The Workers Internationalist League was a Trotskyist group in Britain founded in a split from the Workers Socialist League. It was the British affiliate of the Trotskyist International Liaison Committee until that body was renamed the International Trotskyist Committee.

Although a small group, it immediately moved to producing a paper which was called Workers' International News in mimicry of the magazine of the war-time Workers International League. For a small group of no more than 35 members this was a major undertaking.

The main concern of the new group was to clarify its ideas and where to concentrate their work. Therefore, the question of how to orient to the Labour Party was a major area of debate. On the one hand, comrades around Mike Jones, close to the views of the Workers' Party (Argentina) (PO), were for working in the Labour Party Young Socialists and were hostile to the United Secretariat of the Fourth International forces then in the Labour Party. This was an important question for the group as the Italian section of the TILC moved to join the USFI group in that country. On the other extreme of the group, Chris Erswell was supportive of the Italian TILC group's orientation.

Meanwhile, the senior leader of the WIL, Pete Flack, found himself isolated when the rest of the National Committee opposed the Italian tactic of fusion with the USFI. The WIL was being pulled in different directions by other Trotskyist tendencies, with the TILC, PO and the Workers Power group all representing different poles of attraction. This became obvious at the first national conference of the group, held in December 1983.

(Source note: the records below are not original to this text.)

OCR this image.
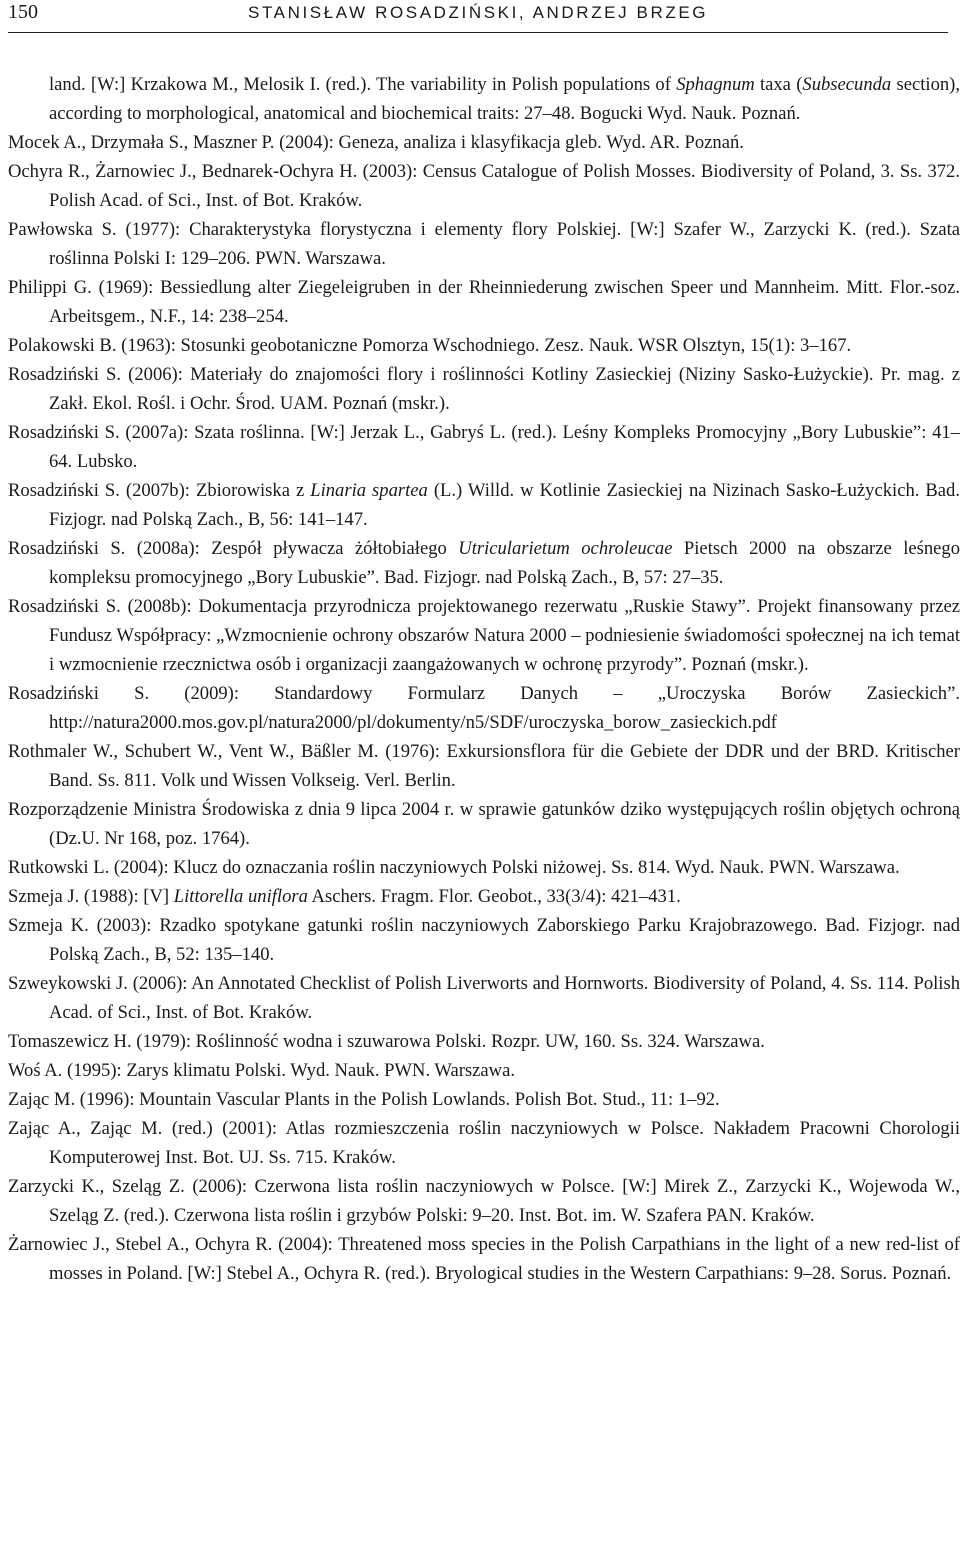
150	STANISŁAW ROSADZIŃSKI, ANDRZEJ BRZEG

land. [W:] Krzakowa M., Melosik I. (red.). The variability in Polish populations of Sphagnum taxa (Subsecunda section), according to morphological, anatomical and biochemical traits: 27–48. Bogucki Wyd. Nauk. Poznań.

Mocek A., Drzymała S., Maszner P. (2004): Geneza, analiza i klasyfikacja gleb. Wyd. AR. Poznań.

Ochyra R., Żarnowiec J., Bednarek-Ochyra H. (2003): Census Catalogue of Polish Mosses. Biodiversity of Poland, 3. Ss. 372. Polish Acad. of Sci., Inst. of Bot. Kraków.

Pawłowska S. (1977): Charakterystyka florystyczna i elementy flory Polskiej. [W:] Szafer W., Zarzycki K. (red.). Szata roślinna Polski I: 129–206. PWN. Warszawa.

Philippi G. (1969): Bessiedlung alter Ziegeleigruben in der Rheinniederung zwischen Speer und Mannheim. Mitt. Flor.-soz. Arbeitsgem., N.F., 14: 238–254.

Polakowski B. (1963): Stosunki geobotaniczne Pomorza Wschodniego. Zesz. Nauk. WSR Olsztyn, 15(1): 3–167.

Rosadziński S. (2006): Materiały do znajomości flory i roślinności Kotliny Zasieckiej (Niziny Sasko-Łużyckie). Pr. mag. z Zakł. Ekol. Rośl. i Ochr. Środ. UAM. Poznań (mskr.).

Rosadziński S. (2007a): Szata roślinna. [W:] Jerzak L., Gabryś L. (red.). Leśny Kompleks Promocyjny „Bory Lubuskie”: 41–64. Lubsko.

Rosadziński S. (2007b): Zbiorowiska z Linaria spartea (L.) Willd. w Kotlinie Zasieckiej na Nizinach Sasko-Łużyckich. Bad. Fizjogr. nad Polską Zach., B, 56: 141–147.

Rosadziński S. (2008a): Zespół pływacza żółtobiałego Utricularietum ochroleucae Pietsch 2000 na obszarze leśnego kompleksu promocyjnego „Bory Lubuskie”. Bad. Fizjogr. nad Polską Zach., B, 57: 27–35.

Rosadziński S. (2008b): Dokumentacja przyrodnicza projektowanego rezerwatu „Ruskie Stawy”. Projekt finansowany przez Fundusz Współpracy: „Wzmocnienie ochrony obszarów Natura 2000 – podniesienie świadomości społecznej na ich temat i wzmocnienie rzecznictwa osób i organizacji zaangażowanych w ochronę przyrody”. Poznań (mskr.).

Rosadziński S. (2009): Standardowy Formularz Danych – „Uroczyska Borów Zasieckich”. http://natura2000.mos.gov.pl/natura2000/pl/dokumenty/n5/SDF/uroczyska_borow_zasieckich.pdf

Rothmaler W., Schubert W., Vent W., Bäßler M. (1976): Exkursionsflora für die Gebiete der DDR und der BRD. Kritischer Band. Ss. 811. Volk und Wissen Volkseig. Verl. Berlin.

Rozporządzenie Ministra Środowiska z dnia 9 lipca 2004 r. w sprawie gatunków dziko występujących roślin objętych ochroną (Dz.U. Nr 168, poz. 1764).

Rutkowski L. (2004): Klucz do oznaczania roślin naczyniowych Polski niżowej. Ss. 814. Wyd. Nauk. PWN. Warszawa.

Szmeja J. (1988): [V] Littorella uniflora Aschers. Fragm. Flor. Geobot., 33(3/4): 421–431.

Szmeja K. (2003): Rzadko spotykane gatunki roślin naczyniowych Zaborskiego Parku Krajobrazowego. Bad. Fizjogr. nad Polską Zach., B, 52: 135–140.

Szweykowski J. (2006): An Annotated Checklist of Polish Liverworts and Hornworts. Biodiversity of Poland, 4. Ss. 114. Polish Acad. of Sci., Inst. of Bot. Kraków.

Tomaszewicz H. (1979): Roślinność wodna i szuwarowa Polski. Rozpr. UW, 160. Ss. 324. Warszawa.

Woś A. (1995): Zarys klimatu Polski. Wyd. Nauk. PWN. Warszawa.

Zając M. (1996): Mountain Vascular Plants in the Polish Lowlands. Polish Bot. Stud., 11: 1–92.

Zając A., Zając M. (red.) (2001): Atlas rozmieszczenia roślin naczyniowych w Polsce. Nakładem Pracowni Chorologii Komputerowej Inst. Bot. UJ. Ss. 715. Kraków.

Zarzycki K., Szeląg Z. (2006): Czerwona lista roślin naczyniowych w Polsce. [W:] Mirek Z., Zarzycki K., Wojewoda W., Szeląg Z. (red.). Czerwona lista roślin i grzybów Polski: 9–20. Inst. Bot. im. W. Szafera PAN. Kraków.

Żarnowiec J., Stebel A., Ochyra R. (2004): Threatened moss species in the Polish Carpathians in the light of a new red-list of mosses in Poland. [W:] Stebel A., Ochyra R. (red.). Bryological studies in the Western Carpathians: 9–28. Sorus. Poznań.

The conference solved none of the problems of the group and in January 1984 eleven supporters of the TILC left the WIL to establish the Workers International Review Group. The TILC refused to make them their official British section, instead choosing TILC sympathisers still in the WIL. They formed a Tendency for Political Clarification which was itself clarified when 3 of its 5 members left to join Workers Power. The remaining two members of the tendency then formed a Liaison Committee with the Workers International Review Group which led to the formation of the Revolutionary Internationalist League in November 1984 which was the British section of the International Trotskyist Committee (formed that summer from the TILC) until its split in 1991. The rump WIL would seem to have expired in the meantime.